1 O funcionamento da CPI das Gémeas na Assembleia da República (AR) revelou, nos últimos dias, mais um episódio picante, desta feita o pedido do Presidente do Parlamento ao Conselho Consultivo (CC) da PGR acerca da legalidade da obtenção das comunicações privadas atinentes ao assunto em questão.

Percebendo-se o incómodo das suscetibilidades feridas, por um lado, e da necessidade da preservação de segredos legítimos, por outro, eis que se descobriu a “saída airosa” de solicitar aquele parecer, pelo caminho se esquecendo que também estão previstos auditores do MP na AR, nos termos do art. 51.º do Estatuto do Ministério Público (EMP), o que é outra bizarria…
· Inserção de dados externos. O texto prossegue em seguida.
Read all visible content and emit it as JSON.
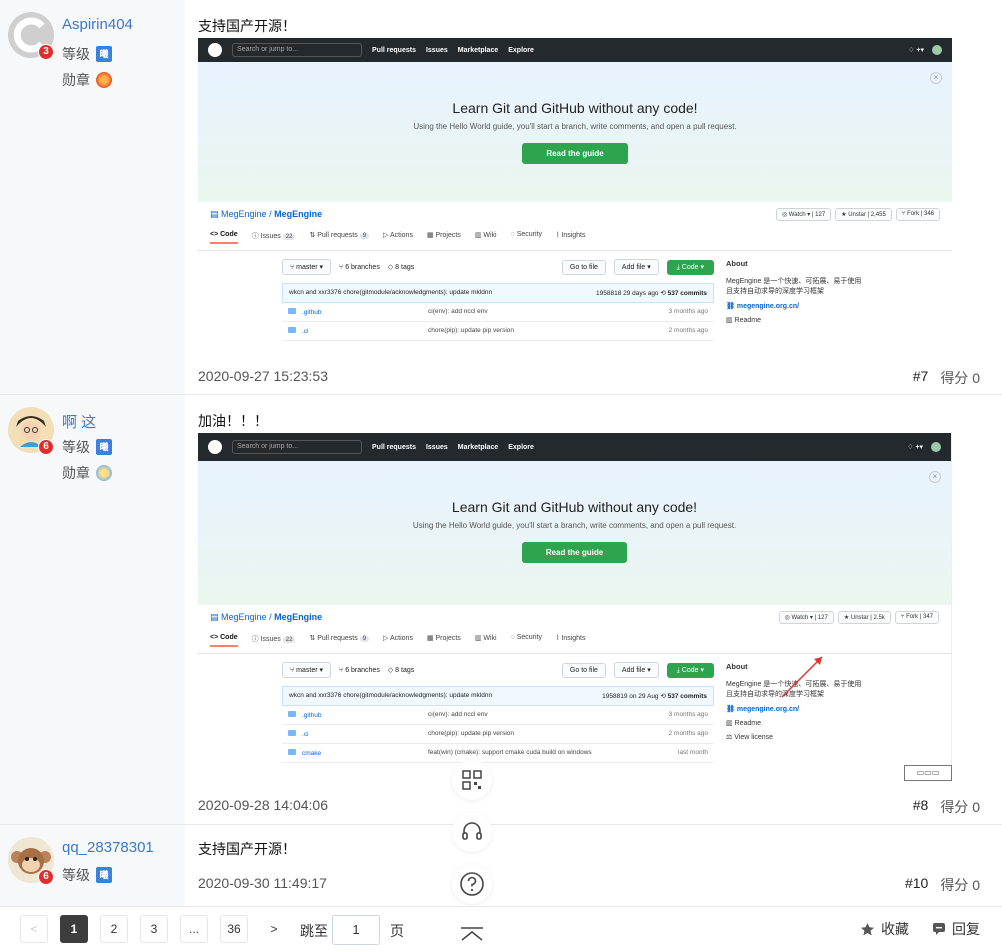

Salvo o devido respeito, este é um caso em que a AR bem mostrou as suas debilidades, contribuindo – decerto incautamente e em processo de “autoflagelação” – para a “judicialização da fiscalização político-parlamentar” da atuação dos órgãos de Estado não judiciais. 

2 Ninguém dúvida de que o EMP prevê a possibilidade de o CC da PGR considerar pedidos de parecer por parte do Presidente da AR, nos termos do seu art. 43.º, a elaborar em 60 dias.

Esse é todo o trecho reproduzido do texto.